E é um livro autobiográfico ficcional, então?
A verdade tá na ficção, na poesia, na arte. Ele pode estar na literatura, mas não essa coisa objetiva. Então eu já esbarrei no início, daí eu fiz um personagem de mim mesmo, porque é mais fácil falar em terceira pessoa.
O nome do personagem é Otto?
Não. Eu tive um monte de babá, umas babás fiadasputa, cara, que me chamavam de pequeno otário.
Isso na história real ou no livro?
Aí que tá! Eu era maltratado pelas babás. Então, assim, simbolicamente, é exatamente o que aconteceu. Daí a mãe ficava bebendo – ela bebia gim pra caralho – e ela entendeu que era Lotário, que é o personagem subalterno do Mandrake.
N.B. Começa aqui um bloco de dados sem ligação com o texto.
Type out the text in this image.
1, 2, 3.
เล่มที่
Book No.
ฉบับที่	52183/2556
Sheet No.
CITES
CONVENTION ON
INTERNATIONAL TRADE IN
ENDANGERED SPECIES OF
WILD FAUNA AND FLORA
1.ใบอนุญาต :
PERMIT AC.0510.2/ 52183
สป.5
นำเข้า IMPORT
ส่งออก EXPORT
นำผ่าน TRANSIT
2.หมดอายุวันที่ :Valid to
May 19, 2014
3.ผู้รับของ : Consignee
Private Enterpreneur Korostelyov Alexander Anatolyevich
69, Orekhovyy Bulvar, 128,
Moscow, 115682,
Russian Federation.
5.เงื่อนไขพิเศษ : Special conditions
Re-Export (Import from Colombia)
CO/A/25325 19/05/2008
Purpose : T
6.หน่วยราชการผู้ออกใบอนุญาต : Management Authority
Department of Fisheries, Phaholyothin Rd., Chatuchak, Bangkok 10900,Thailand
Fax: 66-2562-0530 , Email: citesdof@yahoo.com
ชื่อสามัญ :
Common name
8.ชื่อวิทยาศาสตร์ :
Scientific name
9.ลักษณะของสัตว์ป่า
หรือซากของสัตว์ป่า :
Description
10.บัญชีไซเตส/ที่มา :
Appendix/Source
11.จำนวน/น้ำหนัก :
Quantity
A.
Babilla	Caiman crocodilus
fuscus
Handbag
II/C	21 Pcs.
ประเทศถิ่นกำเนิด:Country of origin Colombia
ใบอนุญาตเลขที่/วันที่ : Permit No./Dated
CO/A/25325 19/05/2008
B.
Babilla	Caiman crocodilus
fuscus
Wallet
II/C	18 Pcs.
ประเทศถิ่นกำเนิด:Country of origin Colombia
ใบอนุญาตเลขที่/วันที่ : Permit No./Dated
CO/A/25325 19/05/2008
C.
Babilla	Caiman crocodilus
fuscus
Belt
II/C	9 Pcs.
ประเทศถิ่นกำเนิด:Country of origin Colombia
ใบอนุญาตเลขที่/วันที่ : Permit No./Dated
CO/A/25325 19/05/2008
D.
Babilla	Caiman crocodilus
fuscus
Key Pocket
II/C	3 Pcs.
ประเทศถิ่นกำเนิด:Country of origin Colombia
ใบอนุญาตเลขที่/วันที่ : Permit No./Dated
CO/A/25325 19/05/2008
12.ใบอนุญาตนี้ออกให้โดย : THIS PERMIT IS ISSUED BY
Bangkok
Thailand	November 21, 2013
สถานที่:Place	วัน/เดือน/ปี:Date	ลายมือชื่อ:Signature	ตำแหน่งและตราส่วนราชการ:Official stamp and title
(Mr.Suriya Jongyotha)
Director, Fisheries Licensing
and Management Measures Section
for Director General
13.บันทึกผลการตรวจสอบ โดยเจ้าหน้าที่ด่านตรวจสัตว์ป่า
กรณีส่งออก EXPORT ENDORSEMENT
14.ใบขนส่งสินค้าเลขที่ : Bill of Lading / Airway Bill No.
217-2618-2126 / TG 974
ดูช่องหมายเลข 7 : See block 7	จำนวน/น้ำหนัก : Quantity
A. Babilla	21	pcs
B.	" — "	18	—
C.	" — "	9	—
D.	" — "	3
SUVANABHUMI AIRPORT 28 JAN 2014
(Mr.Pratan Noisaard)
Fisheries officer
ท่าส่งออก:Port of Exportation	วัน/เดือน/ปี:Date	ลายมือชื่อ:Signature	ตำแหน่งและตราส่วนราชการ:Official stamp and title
Então eu sou Lotário e o Marcelino – eu li um negócio que ele fala ‘escrever não é bonitinho, não vem com esse papinho de suspiro’ – daí eu botei o nome dele de suspiro. Então, é uma ficção baseada em fatos surreais.
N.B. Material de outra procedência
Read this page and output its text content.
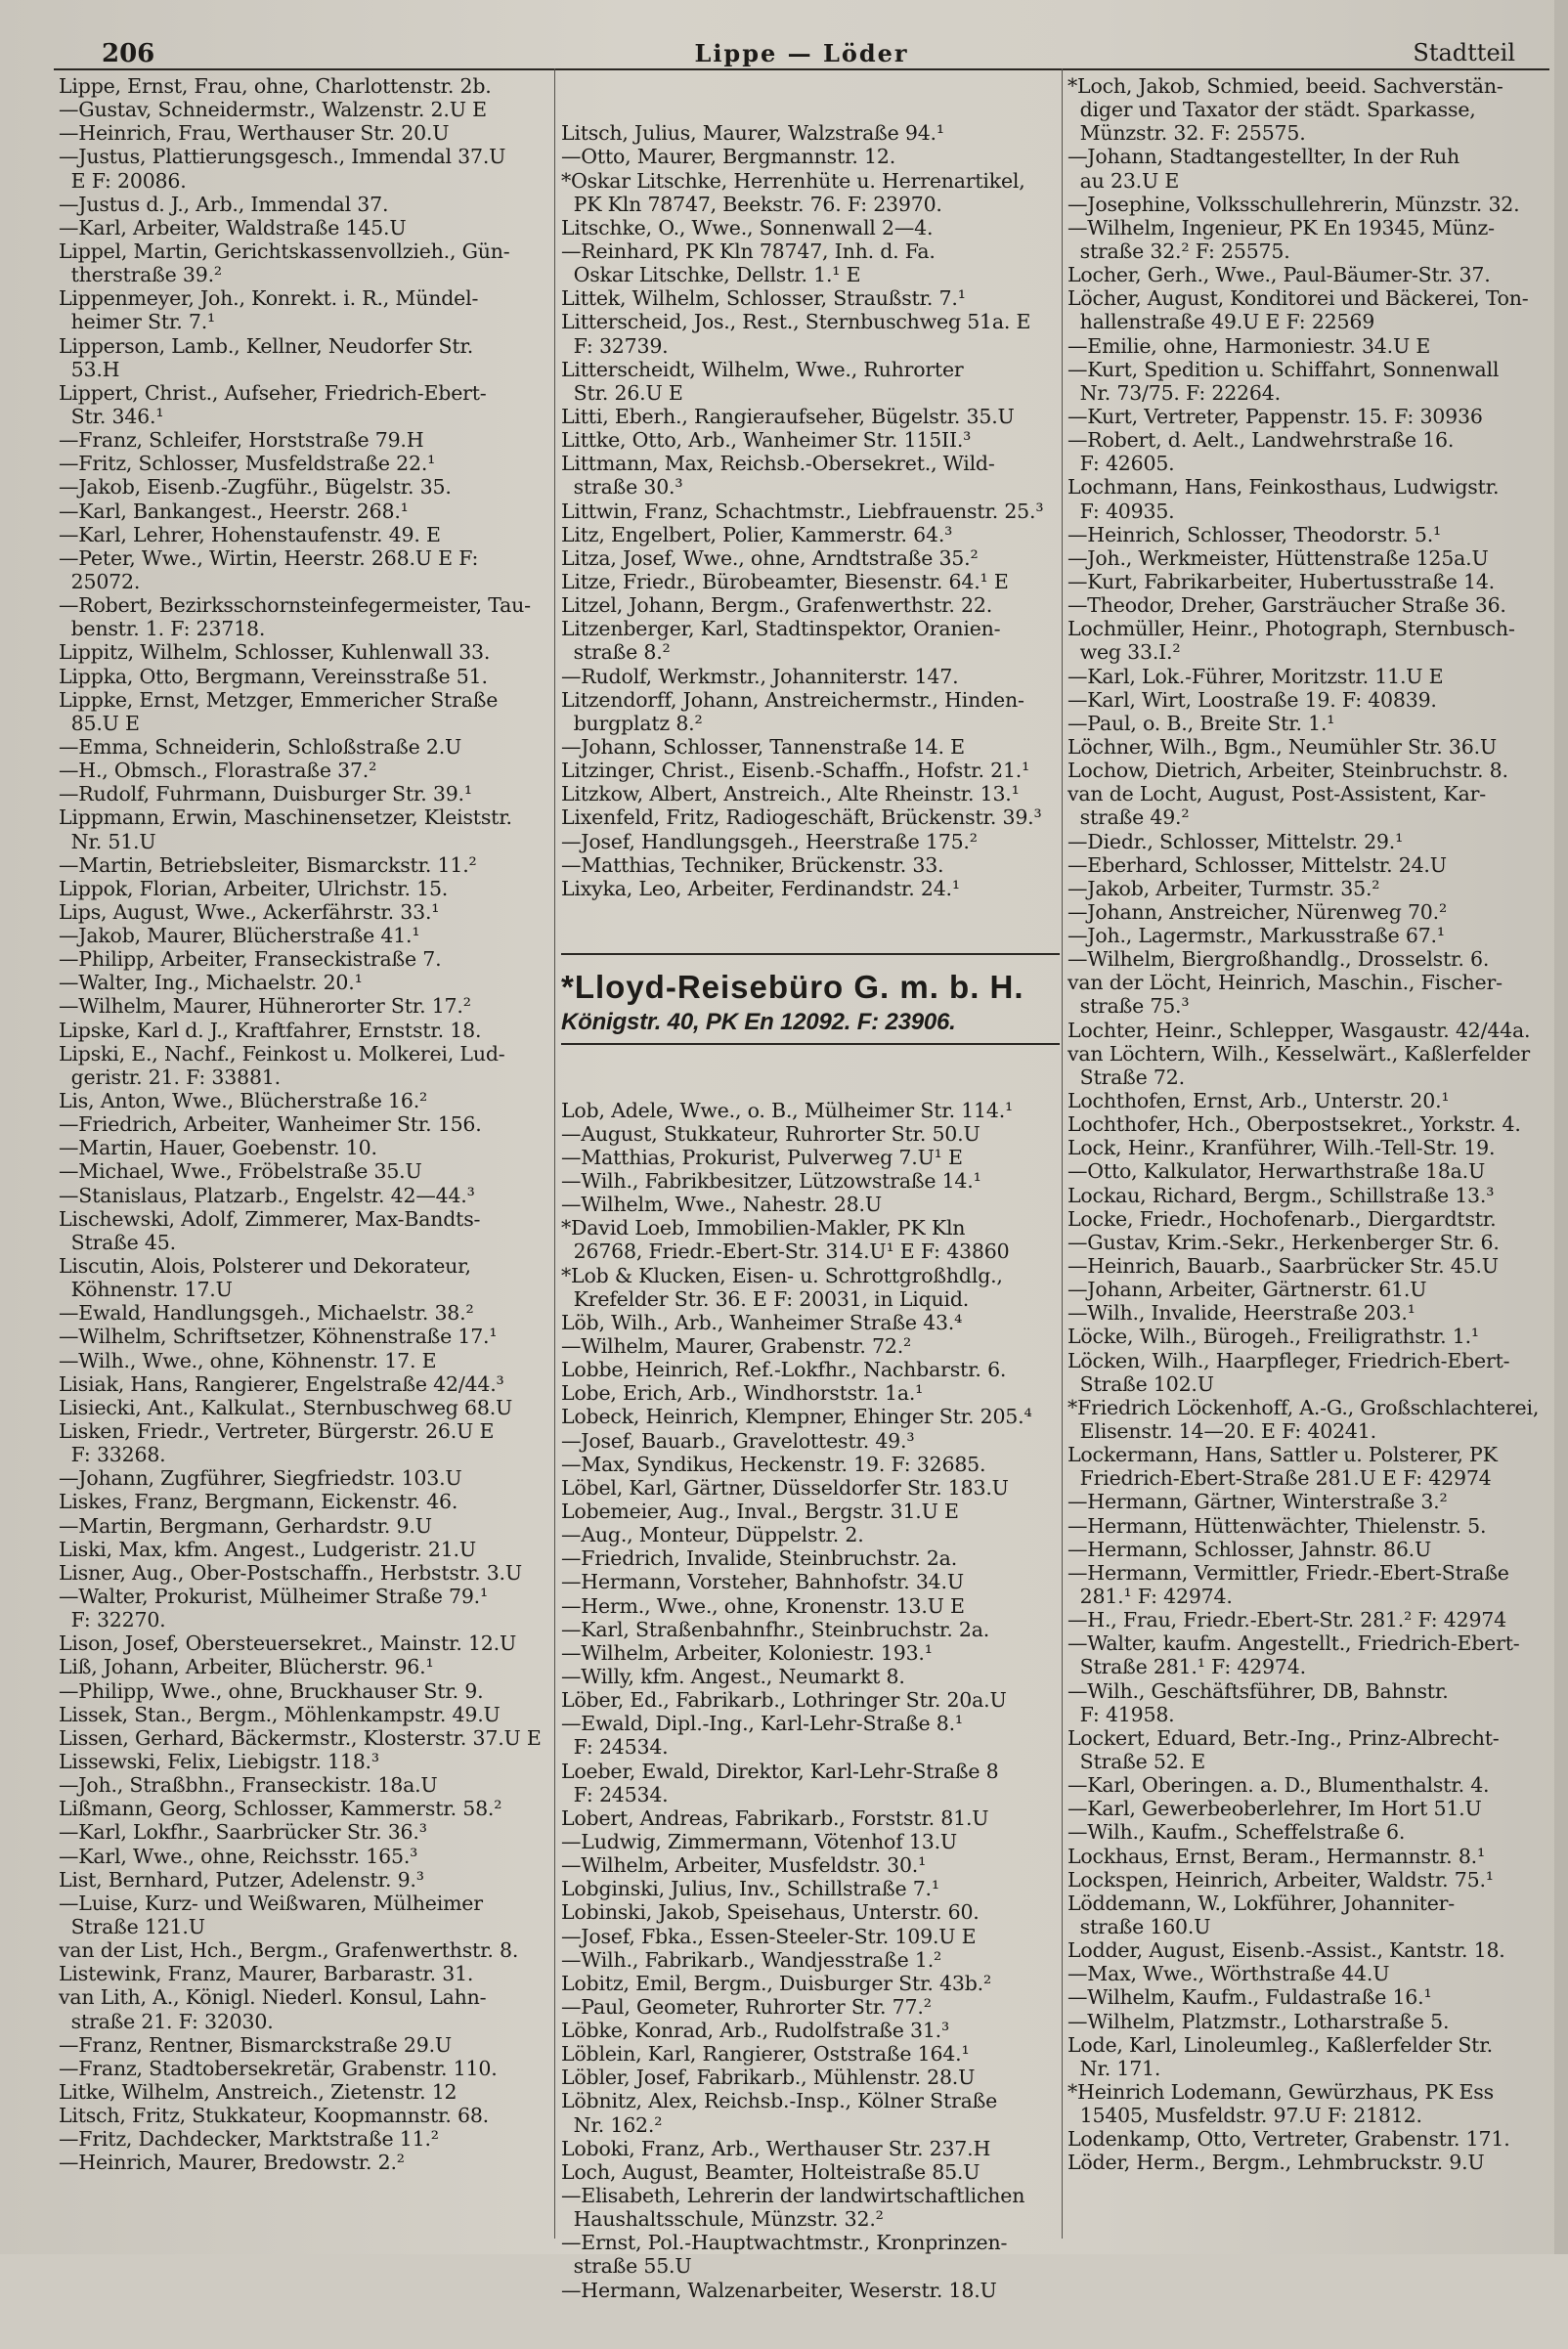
206	Lippe — Löder	Stadtteil
Lippe, Ernst, Frau, ohne, Charlottenstr. 2b.
—Gustav, Schneidermstr., Walzenstr. 2.U E
—Heinrich, Frau, Werthauser Str. 20.U
—Justus, Plattierungsgesch., Immendal 37.U
E F: 20086.
—Justus d. J., Arb., Immendal 37.
—Karl, Arbeiter, Waldstraße 145.U
Lippel, Martin, Gerichtskassenvollzieh., Gün-
therstraße 39.²
Lippenmeyer, Joh., Konrekt. i. R., Mündel-
heimer Str. 7.¹
Lipperson, Lamb., Kellner, Neudorfer Str.
53.H
Lippert, Christ., Aufseher, Friedrich-Ebert-
Str. 346.¹
—Franz, Schleifer, Horststraße 79.H
—Fritz, Schlosser, Musfeldstraße 22.¹
—Jakob, Eisenb.-Zugführ., Bügelstr. 35.
—Karl, Bankangest., Heerstr. 268.¹
—Karl, Lehrer, Hohenstaufenstr. 49. E
—Peter, Wwe., Wirtin, Heerstr. 268.U E F:
25072.
—Robert, Bezirksschornsteinfegermeister, Tau-
benstr. 1. F: 23718.
Lippitz, Wilhelm, Schlosser, Kuhlenwall 33.
Lippka, Otto, Bergmann, Vereinsstraße 51.
Lippke, Ernst, Metzger, Emmericher Straße
85.U E
—Emma, Schneiderin, Schloßstraße 2.U
—H., Obmsch., Florastraße 37.²
—Rudolf, Fuhrmann, Duisburger Str. 39.¹
Lippmann, Erwin, Maschinensetzer, Kleiststr.
Nr. 51.U
—Martin, Betriebsleiter, Bismarckstr. 11.²
Lippok, Florian, Arbeiter, Ulrichstr. 15.
Lips, August, Wwe., Ackerfährstr. 33.¹
—Jakob, Maurer, Blücherstraße 41.¹
—Philipp, Arbeiter, Franseckistraße 7.
—Walter, Ing., Michaelstr. 20.¹
—Wilhelm, Maurer, Hühnerorter Str. 17.²
Lipske, Karl d. J., Kraftfahrer, Ernststr. 18.
Lipski, E., Nachf., Feinkost u. Molkerei, Lud-
geristr. 21. F: 33881.
Lis, Anton, Wwe., Blücherstraße 16.²
—Friedrich, Arbeiter, Wanheimer Str. 156.
—Martin, Hauer, Goebenstr. 10.
—Michael, Wwe., Fröbelstraße 35.U
—Stanislaus, Platzarb., Engelstr. 42—44.³
Lischewski, Adolf, Zimmerer, Max-Bandts-
Straße 45.
Liscutin, Alois, Polsterer und Dekorateur,
Köhnenstr. 17.U
—Ewald, Handlungsgeh., Michaelstr. 38.²
—Wilhelm, Schriftsetzer, Köhnenstraße 17.¹
—Wilh., Wwe., ohne, Köhnenstr. 17. E
Lisiak, Hans, Rangierer, Engelstraße 42/44.³
Lisiecki, Ant., Kalkulat., Sternbuschweg 68.U
Lisken, Friedr., Vertreter, Bürgerstr. 26.U E
F: 33268.
—Johann, Zugführer, Siegfriedstr. 103.U
Liskes, Franz, Bergmann, Eickenstr. 46.
—Martin, Bergmann, Gerhardstr. 9.U
Liski, Max, kfm. Angest., Ludgeristr. 21.U
Lisner, Aug., Ober-Postschaffn., Herbststr. 3.U
—Walter, Prokurist, Mülheimer Straße 79.¹
F: 32270.
Lison, Josef, Obersteuersekret., Mainstr. 12.U
Liß, Johann, Arbeiter, Blücherstr. 96.¹
—Philipp, Wwe., ohne, Bruckhauser Str. 9.
Lissek, Stan., Bergm., Möhlenkampstr. 49.U
Lissen, Gerhard, Bäckermstr., Klosterstr. 37.U E
Lissewski, Felix, Liebigstr. 118.³
—Joh., Straßbhn., Franseckistr. 18a.U
Lißmann, Georg, Schlosser, Kammerstr. 58.²
—Karl, Lokfhr., Saarbrücker Str. 36.³
—Karl, Wwe., ohne, Reichsstr. 165.³
List, Bernhard, Putzer, Adelenstr. 9.³
—Luise, Kurz- und Weißwaren, Mülheimer
Straße 121.U
van der List, Hch., Bergm., Grafenwerthstr. 8.
Listewink, Franz, Maurer, Barbarastr. 31.
van Lith, A., Königl. Niederl. Konsul, Lahn-
straße 21. F: 32030.
—Franz, Rentner, Bismarckstraße 29.U
—Franz, Stadtobersekretär, Grabenstr. 110.
Litke, Wilhelm, Anstreich., Zietenstr. 12
Litsch, Fritz, Stukkateur, Koopmannstr. 68.
—Fritz, Dachdecker, Marktstraße 11.²
—Heinrich, Maurer, Bredowstr. 2.²

Litsch, Julius, Maurer, Walzstraße 94.¹
—Otto, Maurer, Bergmannstr. 12.
*Oskar Litschke, Herrenhüte u. Herrenartikel,
PK Kln 78747, Beekstr. 76. F: 23970.
Litschke, O., Wwe., Sonnenwall 2—4.
—Reinhard, PK Kln 78747, Inh. d. Fa.
Oskar Litschke, Dellstr. 1.¹ E
Littek, Wilhelm, Schlosser, Straußstr. 7.¹
Litterscheid, Jos., Rest., Sternbuschweg 51a. E
F: 32739.
Litterscheidt, Wilhelm, Wwe., Ruhrorter
Str. 26.U E
Litti, Eberh., Rangieraufseher, Bügelstr. 35.U
Littke, Otto, Arb., Wanheimer Str. 115II.³
Littmann, Max, Reichsb.-Obersekret., Wild-
straße 30.³
Littwin, Franz, Schachtmstr., Liebfrauenstr. 25.³
Litz, Engelbert, Polier, Kammerstr. 64.³
Litza, Josef, Wwe., ohne, Arndtstraße 35.²
Litze, Friedr., Bürobeamter, Biesenstr. 64.¹ E
Litzel, Johann, Bergm., Grafenwerthstr. 22.
Litzenberger, Karl, Stadtinspektor, Oranien-
straße 8.²
—Rudolf, Werkmstr., Johanniterstr. 147.
Litzendorff, Johann, Anstreichermstr., Hinden-
burgplatz 8.²
—Johann, Schlosser, Tannenstraße 14. E
Litzinger, Christ., Eisenb.-Schaffn., Hofstr. 21.¹
Litzkow, Albert, Anstreich., Alte Rheinstr. 13.¹
Lixenfeld, Fritz, Radiogeschäft, Brückenstr. 39.³
—Josef, Handlungsgeh., Heerstraße 175.²
—Matthias, Techniker, Brückenstr. 33.
Lixyka, Leo, Arbeiter, Ferdinandstr. 24.¹

*Lloyd-Reisebüro G. m. b. H.
Königstr. 40, PK En 12092. F: 23906.

Lob, Adele, Wwe., o. B., Mülheimer Str. 114.¹
—August, Stukkateur, Ruhrorter Str. 50.U
—Matthias, Prokurist, Pulverweg 7.U¹ E
—Wilh., Fabrikbesitzer, Lützowstraße 14.¹
—Wilhelm, Wwe., Nahestr. 28.U
*David Loeb, Immobilien-Makler, PK Kln
26768, Friedr.-Ebert-Str. 314.U¹ E F: 43860
*Lob & Klucken, Eisen- u. Schrottgroßhdlg.,
Krefelder Str. 36. E F: 20031, in Liquid.
Löb, Wilh., Arb., Wanheimer Straße 43.⁴
—Wilhelm, Maurer, Grabenstr. 72.²
Lobbe, Heinrich, Ref.-Lokfhr., Nachbarstr. 6.
Lobe, Erich, Arb., Windhorststr. 1a.¹
Lobeck, Heinrich, Klempner, Ehinger Str. 205.⁴
—Josef, Bauarb., Gravelottestr. 49.³
—Max, Syndikus, Heckenstr. 19. F: 32685.
Löbel, Karl, Gärtner, Düsseldorfer Str. 183.U
Lobemeier, Aug., Inval., Bergstr. 31.U E
—Aug., Monteur, Düppelstr. 2.
—Friedrich, Invalide, Steinbruchstr. 2a.
—Hermann, Vorsteher, Bahnhofstr. 34.U
—Herm., Wwe., ohne, Kronenstr. 13.U E
—Karl, Straßenbahnfhr., Steinbruchstr. 2a.
—Wilhelm, Arbeiter, Koloniestr. 193.¹
—Willy, kfm. Angest., Neumarkt 8.
Löber, Ed., Fabrikarb., Lothringer Str. 20a.U
—Ewald, Dipl.-Ing., Karl-Lehr-Straße 8.¹
F: 24534.
Loeber, Ewald, Direktor, Karl-Lehr-Straße 8
F: 24534.
Lobert, Andreas, Fabrikarb., Forststr. 81.U
—Ludwig, Zimmermann, Vötenhof 13.U
—Wilhelm, Arbeiter, Musfeldstr. 30.¹
Lobginski, Julius, Inv., Schillstraße 7.¹
Lobinski, Jakob, Speisehaus, Unterstr. 60.
—Josef, Fbka., Essen-Steeler-Str. 109.U E
—Wilh., Fabrikarb., Wandjesstraße 1.²
Lobitz, Emil, Bergm., Duisburger Str. 43b.²
—Paul, Geometer, Ruhrorter Str. 77.²
Löbke, Konrad, Arb., Rudolfstraße 31.³
Löblein, Karl, Rangierer, Oststraße 164.¹
Löbler, Josef, Fabrikarb., Mühlenstr. 28.U
Löbnitz, Alex, Reichsb.-Insp., Kölner Straße
Nr. 162.²
Loboki, Franz, Arb., Werthauser Str. 237.H
Loch, August, Beamter, Holteistraße 85.U
—Elisabeth, Lehrerin der landwirtschaftlichen
Haushaltsschule, Münzstr. 32.²
—Ernst, Pol.-Hauptwachtmstr., Kronprinzen-
straße 55.U
—Hermann, Walzenarbeiter, Weserstr. 18.U

*Loch, Jakob, Schmied, beeid. Sachverstän-
diger und Taxator der städt. Sparkasse,
Münzstr. 32. F: 25575.
—Johann, Stadtangestellter, In der Ruh
au 23.U E
—Josephine, Volksschullehrerin, Münzstr. 32.
—Wilhelm, Ingenieur, PK En 19345, Münz-
straße 32.² F: 25575.
Locher, Gerh., Wwe., Paul-Bäumer-Str. 37.
Löcher, August, Konditorei und Bäckerei, Ton-
hallenstraße 49.U E F: 22569
—Emilie, ohne, Harmoniestr. 34.U E
—Kurt, Spedition u. Schiffahrt, Sonnenwall
Nr. 73/75. F: 22264.
—Kurt, Vertreter, Pappenstr. 15. F: 30936
—Robert, d. Aelt., Landwehrstraße 16.
F: 42605.
Lochmann, Hans, Feinkosthaus, Ludwigstr.
F: 40935.
—Heinrich, Schlosser, Theodorstr. 5.¹
—Joh., Werkmeister, Hüttenstraße 125a.U
—Kurt, Fabrikarbeiter, Hubertusstraße 14.
—Theodor, Dreher, Garsträucher Straße 36.
Lochmüller, Heinr., Photograph, Sternbusch-
weg 33.I.²
—Karl, Lok.-Führer, Moritzstr. 11.U E
—Karl, Wirt, Loostraße 19. F: 40839.
—Paul, o. B., Breite Str. 1.¹
Löchner, Wilh., Bgm., Neumühler Str. 36.U
Lochow, Dietrich, Arbeiter, Steinbruchstr. 8.
van de Locht, August, Post-Assistent, Kar-
straße 49.²
—Diedr., Schlosser, Mittelstr. 29.¹
—Eberhard, Schlosser, Mittelstr. 24.U
—Jakob, Arbeiter, Turmstr. 35.²
—Johann, Anstreicher, Nürenweg 70.²
—Joh., Lagermstr., Markusstraße 67.¹
—Wilhelm, Biergroßhandlg., Drosselstr. 6.
van der Löcht, Heinrich, Maschin., Fischer-
straße 75.³
Lochter, Heinr., Schlepper, Wasgaustr. 42/44a.
van Löchtern, Wilh., Kesselwärt., Kaßlerfelder
Straße 72.
Lochthofen, Ernst, Arb., Unterstr. 20.¹
Lochthofer, Hch., Oberpostsekret., Yorkstr. 4.
Lock, Heinr., Kranführer, Wilh.-Tell-Str. 19.
—Otto, Kalkulator, Herwarthstraße 18a.U
Lockau, Richard, Bergm., Schillstraße 13.³
Locke, Friedr., Hochofenarb., Diergardtstr.
—Gustav, Krim.-Sekr., Herkenberger Str. 6.
—Heinrich, Bauarb., Saarbrücker Str. 45.U
—Johann, Arbeiter, Gärtnerstr. 61.U
—Wilh., Invalide, Heerstraße 203.¹
Löcke, Wilh., Bürogeh., Freiligrathstr. 1.¹
Löcken, Wilh., Haarpfleger, Friedrich-Ebert-
Straße 102.U
*Friedrich Löckenhoff, A.-G., Großschlachterei,
Elisenstr. 14—20. E F: 40241.
Lockermann, Hans, Sattler u. Polsterer, PK
Friedrich-Ebert-Straße 281.U E F: 42974
—Hermann, Gärtner, Winterstraße 3.²
—Hermann, Hüttenwächter, Thielenstr. 5.
—Hermann, Schlosser, Jahnstr. 86.U
—Hermann, Vermittler, Friedr.-Ebert-Straße
281.¹ F: 42974.
—H., Frau, Friedr.-Ebert-Str. 281.² F: 42974
—Walter, kaufm. Angestellt., Friedrich-Ebert-
Straße 281.¹ F: 42974.
—Wilh., Geschäftsführer, DB, Bahnstr.
F: 41958.
Lockert, Eduard, Betr.-Ing., Prinz-Albrecht-
Straße 52. E
—Karl, Oberingen. a. D., Blumenthalstr. 4.
—Karl, Gewerbeoberlehrer, Im Hort 51.U
—Wilh., Kaufm., Scheffelstraße 6.
Lockhaus, Ernst, Beram., Hermannstr. 8.¹
Lockspen, Heinrich, Arbeiter, Waldstr. 75.¹
Löddemann, W., Lokführer, Johanniter-
straße 160.U
Lodder, August, Eisenb.-Assist., Kantstr. 18.
—Max, Wwe., Wörthstraße 44.U
—Wilhelm, Kaufm., Fuldastraße 16.¹
—Wilhelm, Platzmstr., Lotharstraße 5.
Lode, Karl, Linoleumleg., Kaßlerfelder Str.
Nr. 171.
*Heinrich Lodemann, Gewürzhaus, PK Ess
15405, Musfeldstr. 97.U F: 21812.
Lodenkamp, Otto, Vertreter, Grabenstr. 171.
Löder, Herm., Bergm., Lehmbruckstr. 9.U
Che, Otto, tu te leva a sério?
Não, claro que não, né. Me levar a sério, tá louco? Esses dias eu tava brigando com uma mina e ela: ‘tu não é profissional’. E eu disse ‘claro que não né, tá louca? Isso é coisa da direita’.
Mas não sendo profissional e não te levando a sério, tu mantém uma empresa de quase 40 anos. Tu é um empresário bem sucedido.
É que ela fica tendo momentos e quando os momentos são terríveis, simplesmente eu uso o sistema do urso. Eu hiberno, só com a respiração mínima, só pra seguir vivo. Já hibernei umas três vezes. O estúdio acabou sendo um extensão do meu quarto de infância, essa que é a grande jogada.